Cattle rustling and ranching were big business in the Morongo Basin from the 1800s to the mid 1900s, and some people consider rustling to be the first profitable industry in the area. In this edition of historical highlights, Ernest Figueroa has more information about rustling and ranching…
During the 1850s, a cattleman named Pauline Weaver learned about a shortcut from California into the Arizona Territory that took him right through Big Morongo Canyon to where there was water. By the 1880s, rustlers were regularly stashing their stolen cattle in Hidden Valley and Cow Camp, inside what is now known as Joshua Tree National Park. Some sources say there were more rustlers in our area at this time than there were residents.

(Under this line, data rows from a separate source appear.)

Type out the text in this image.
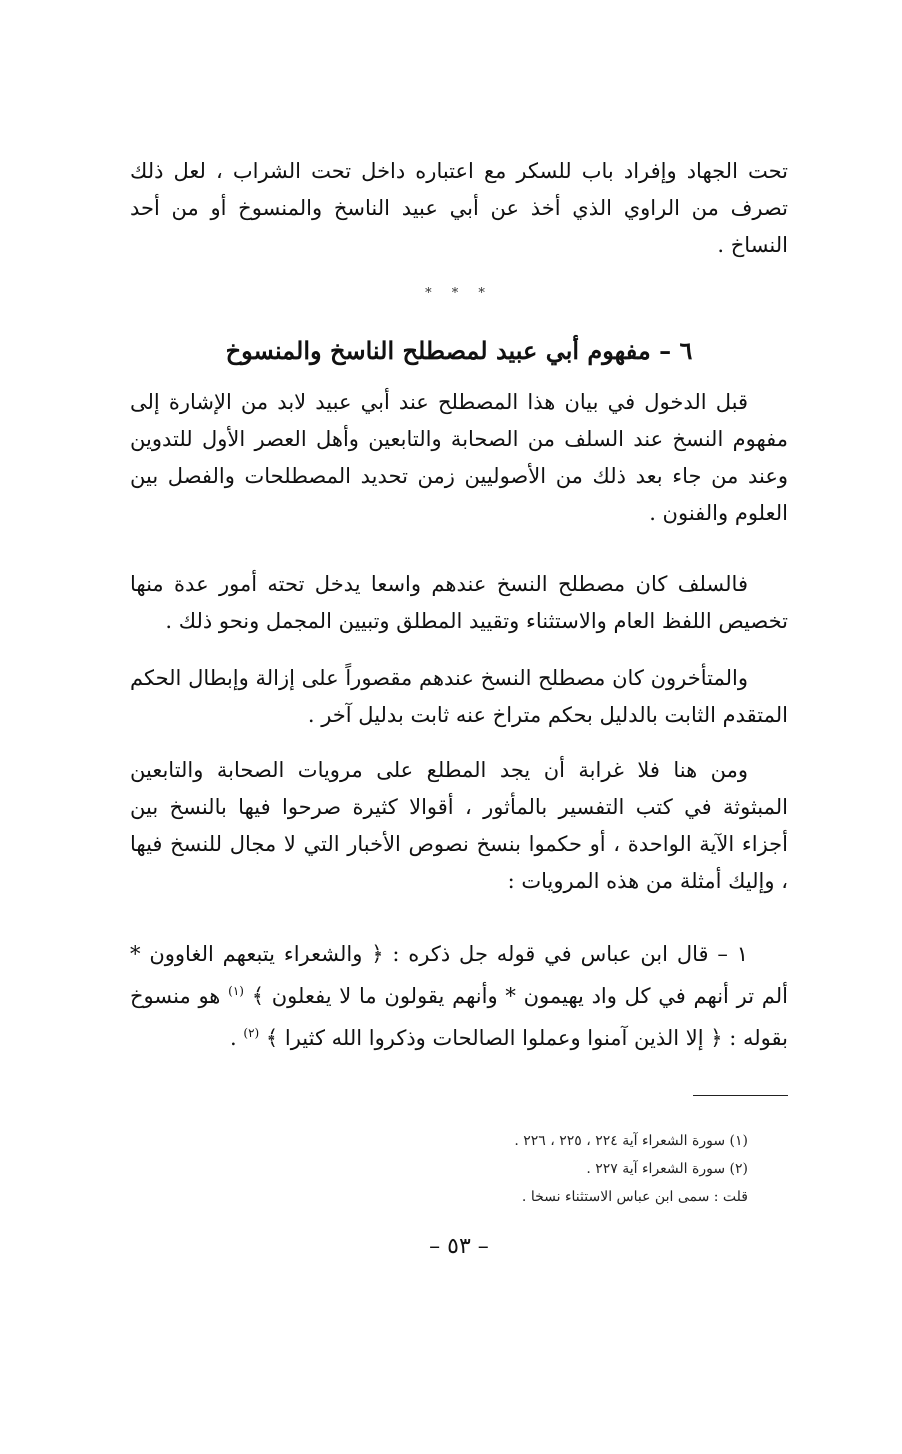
تحت الجهاد وإفراد باب للسكر مع اعتباره داخل تحت الشراب ، لعل ذلك تصرف من الراوي الذي أخذ عن أبي عبيد الناسخ والمنسوخ أو من أحد النساخ .

* * *
٦ – مفهوم أبي عبيد لمصطلح الناسخ والمنسوخ

قبل الدخول في بيان هذا المصطلح عند أبي عبيد لابد من الإشارة إلى مفهوم النسخ عند السلف من الصحابة والتابعين وأهل العصر الأول للتدوين وعند من جاء بعد ذلك من الأصوليين زمن تحديد المصطلحات والفصل بين العلوم والفنون .

فالسلف كان مصطلح النسخ عندهم واسعا يدخل تحته أمور عدة منها تخصيص اللفظ العام والاستثناء وتقييد المطلق وتبيين المجمل ونحو ذلك .

والمتأخرون كان مصطلح النسخ عندهم مقصوراً على إزالة وإبطال الحكم المتقدم الثابت بالدليل بحكم متراخ عنه ثابت بدليل آخر .

ومن هنا فلا غرابة أن يجد المطلع على مرويات الصحابة والتابعين المبثوثة في كتب التفسير بالمأثور ، أقوالا كثيرة صرحوا فيها بالنسخ بين أجزاء الآية الواحدة ، أو حكموا بنسخ نصوص الأخبار التي لا مجال للنسخ فيها ، وإليك أمثلة من هذه المرويات :

١ – قال ابن عباس في قوله جل ذكره : ﴿ والشعراء يتبعهم الغاوون * ألم تر أنهم في كل واد يهيمون * وأنهم يقولون ما لا يفعلون ﴾ $^{(١)}$ هو منسوخ بقوله : ﴿ إلا الذين آمنوا وعملوا الصالحات وذكروا الله كثيرا ﴾ $^{(٢)}$ .

(١) سورة الشعراء آية ٢٢٤ ، ٢٢٥ ، ٢٢٦ .
(٢) سورة الشعراء آية ٢٢٧ .
قلت : سمى ابن عباس الاستثناء نسخا .
– ٥٣ –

The de Crevecoeur brothers raised first sheep, and then cattle, in Morongo Valley from 1873 to 1884, when they sold to Chuck Warren. Warren sold his ranch in 1909 to the Talmadge brothers, whose I.S. Ranch eventually covered 750,000 acres, from Antelope Valley and Big Bear, to Thousand Palms.
Another big ranch operation was owned by C.O. Barker and Will Shay. The arrival of homesteaders in the Morongo Basin was the end of the big cattle operations. The last cattle drive was in 1947 through Pioneer Pass to Yucca Valley.